Lembro do menino, percebo que temos algo em comum. Também estou aprisionada, ainda que do lado de fora da cela. E talvez essa seja a pior prisão. Lembro que os únicos momentos felizes que tive foram em minha distante infância, mas esses não valem. Quero um momento atual, algo forte, que eu possa sorrir sozinha só de lembrar – um passeio, uma aventura, um filme ou um livro – mas não há nada. Tenho vontade de chorar, de ligar para alguém – de alguém me ligar para saber como estou. Sei que isso não acontecerá. Procuro me distrair e me recompor deste momento de fraqueza.

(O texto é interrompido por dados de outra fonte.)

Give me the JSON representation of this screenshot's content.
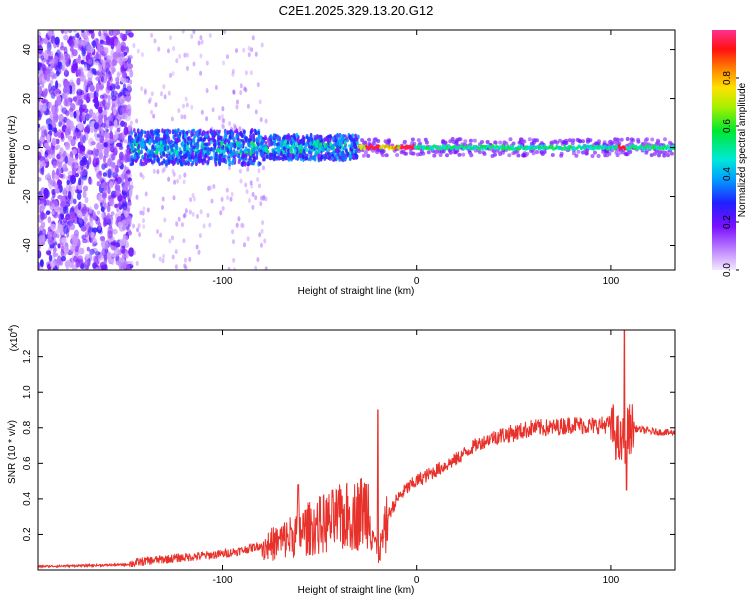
{
  "title": "C2E1.2025.329.13.20.G12",
  "chart_data": [
    {
      "type": "heatmap",
      "title": "C2E1.2025.329.13.20.G12",
      "xlabel": "Height of straight line (km)",
      "ylabel": "Frequency (Hz)",
      "xlim": [
        -195,
        133
      ],
      "ylim": [
        -50,
        48
      ],
      "xticks": [
        -100,
        0,
        100
      ],
      "xtick_labels": [
        "-100",
        "0",
        "100"
      ],
      "yticks": [
        40,
        20,
        0,
        -20,
        -40
      ],
      "ytick_labels": [
        "40",
        "20",
        "0",
        "-20",
        "-40"
      ],
      "colorbar": {
        "label": "Normalized spectral amplitude",
        "range": [
          0,
          1
        ],
        "ticks": [
          0.0,
          0.2,
          0.4,
          0.6,
          0.8
        ],
        "tick_labels": [
          "0.0",
          "0.2",
          "0.4",
          "0.6",
          "0.8"
        ],
        "colormap": "violet-blue-cyan-green-yellow-red-magenta"
      },
      "description_points": [
        {
          "x_range": [
            -195,
            -148
          ],
          "freq_spread": [
            -50,
            48
          ],
          "amplitude": 0.15
        },
        {
          "x_range": [
            -148,
            -30
          ],
          "freq_spread": [
            -6,
            6
          ],
          "amplitude": 0.35
        },
        {
          "x_range": [
            -30,
            0
          ],
          "freq_spread": [
            -2,
            2
          ],
          "amplitude": 0.9
        },
        {
          "x_range": [
            0,
            133
          ],
          "freq_spread": [
            -3,
            3
          ],
          "amplitude": 0.5
        }
      ]
    },
    {
      "type": "line",
      "xlabel": "Height of straight line (km)",
      "ylabel": "SNR (10 * v/v)",
      "yscale_label": "(x10",
      "yscale_exp": "4",
      "xlim": [
        -195,
        133
      ],
      "ylim": [
        0,
        1.35
      ],
      "xticks": [
        -100,
        0,
        100
      ],
      "xtick_labels": [
        "-100",
        "0",
        "100"
      ],
      "yticks": [
        0.2,
        0.4,
        0.6,
        0.8,
        1.0,
        1.2
      ],
      "ytick_labels": [
        "0.2",
        "0.4",
        "0.6",
        "0.8",
        "1.0",
        "1.2"
      ],
      "series": [
        {
          "name": "SNR",
          "color": "#e8312a",
          "x": [
            -195,
            -170,
            -150,
            -140,
            -120,
            -100,
            -90,
            -80,
            -70,
            -60,
            -50,
            -40,
            -30,
            -25,
            -20,
            -15,
            -10,
            -5,
            0,
            10,
            20,
            30,
            40,
            50,
            60,
            70,
            80,
            90,
            100,
            105,
            110,
            120,
            133
          ],
          "y": [
            0.02,
            0.025,
            0.03,
            0.05,
            0.07,
            0.09,
            0.11,
            0.14,
            0.18,
            0.24,
            0.28,
            0.32,
            0.35,
            0.4,
            0.08,
            0.3,
            0.4,
            0.46,
            0.5,
            0.56,
            0.62,
            0.7,
            0.75,
            0.77,
            0.8,
            0.8,
            0.82,
            0.81,
            0.82,
            0.7,
            0.8,
            0.78,
            0.77
          ],
          "peaks": [
            {
              "x": -61,
              "y": 0.48
            },
            {
              "x": -20,
              "y": 0.9
            },
            {
              "x": 107,
              "y": 1.35
            },
            {
              "x": 108,
              "y": 0.45
            }
          ]
        }
      ]
    }
  ]
}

Sinto receio das horas que correm e raiva do ônibus que mal anda. Não quero mais pensar em mim. Nem em ninguém. Percebo que pensar faz mal, quando nossos pensamentos não estão de bom humor. Quando finalmente consigo chegar ao trabalho, naturalmente atrasada, as inúmeras tarefas a serem feitas me consolam. É bom ocupar a cabeça, ao menos assim não penso besteiras.
De longe alguém me dá bom dia, não sinto vontade de retribuir. Um senso de chateação cai sobre mim, nada mais importa. Já comecei mal o dia.